Many internal S-22 routines are documented but of course these are only available with the cartridge in place - and you are warned against copying them! Some example programs are included, together with "pseudo data (?)" sheets on the 6809, 6883 SAM Chip, and 6847 video display generator, together with some incomplete information on standard Dragon routines.

Our overall feelings are that, although it contains some novel features, the lack of an assembler (despite the price tag of £39.95), and the confused documentation makes this a rather unattractive package.

Ace Trace

Ace Trace contains 9.25K of code which normally starts at &H600 (that is, the first graphics page) but since it was written in position independent code it can be located anywhere in memory between &H0600 and &H5B00 on the Dragon 32 (or even higher on the Dragon 64), providing considerable flexibility. This does, however, restrict the amount of memory available for your programs, although this is unlikely to be of practical significance for most users.
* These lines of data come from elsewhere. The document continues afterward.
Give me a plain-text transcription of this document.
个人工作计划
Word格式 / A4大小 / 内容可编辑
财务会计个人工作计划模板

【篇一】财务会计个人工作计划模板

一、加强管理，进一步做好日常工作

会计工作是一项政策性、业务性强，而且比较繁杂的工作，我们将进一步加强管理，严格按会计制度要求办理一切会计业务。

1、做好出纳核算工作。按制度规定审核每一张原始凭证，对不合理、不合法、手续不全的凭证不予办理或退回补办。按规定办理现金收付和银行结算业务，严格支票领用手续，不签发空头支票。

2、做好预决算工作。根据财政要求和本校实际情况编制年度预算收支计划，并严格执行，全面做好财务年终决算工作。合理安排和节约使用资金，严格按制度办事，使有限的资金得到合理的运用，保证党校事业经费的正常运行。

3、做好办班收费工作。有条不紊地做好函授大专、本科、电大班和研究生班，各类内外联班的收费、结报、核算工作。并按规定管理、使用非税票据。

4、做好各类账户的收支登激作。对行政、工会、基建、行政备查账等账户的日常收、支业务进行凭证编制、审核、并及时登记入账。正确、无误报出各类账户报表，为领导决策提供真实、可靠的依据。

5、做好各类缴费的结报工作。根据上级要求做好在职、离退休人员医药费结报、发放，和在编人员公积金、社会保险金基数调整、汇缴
If you leave Ace Trace in its default location on the graphics pages it will almost survive a system reset and Basic cold start (only six documented bytes need to be re-entered). The screen display is rather unusual in that green characters are produced on a black background. This is claimed to minimise eye strain, and made it obvious when you switched back and forth to Basic.

The manual is much briefer than the S-22 version, but gives a well-presented introduction to the system with some example programs. The monitor provided a standard set of memory examine and modify commands, together with S(shift) of blocks of memory, V(erify) of two blocks of memory, Disassembly and R(egister) display.

The Editor provides a comprehensive range of two-letter commands to construct your source file which can then be assembled to memory. FCB, FCC, FDB, DRG and RMB directives, decimal, hex and binary number bases, addition, subtraction, ASCII characters and labels are all supported, and the line editor is easier to use than the Microsoft Basic version. Lines can be renumbered, so that it is easy to insert additional material.

The assembler is of the two pass type and plain English error messages indicating the defective line are produced. Source code can be saved and loaded within the editor/assembnier, and object code with the normal CSAVEM/CLOADM commands.

The Trace facility is very unusual and interesting as it runs in real time (at 1/500 speed) and allows tracing in both RAM and ROM. At each step disassembly and or a register dump can be displayed, without setting breakpoints, and tracing can be stopped and started by pressing the space bar at any point.


Although it does not have all the features of some other "all singing - all dancing" assemblers (for example, assembly direct to tape or disk) the Trace facility is a plus point and this is a very competitive product which should appeal to the novice. It is perhaps unkind to say that one of the most attractive features of Ace Trace to many users must be the price, but at only £14.95 it undercuts most of the opposition by a mile, which leaves you with more than enough spare cash to buy some decent books on machine code programming. This must be a winner.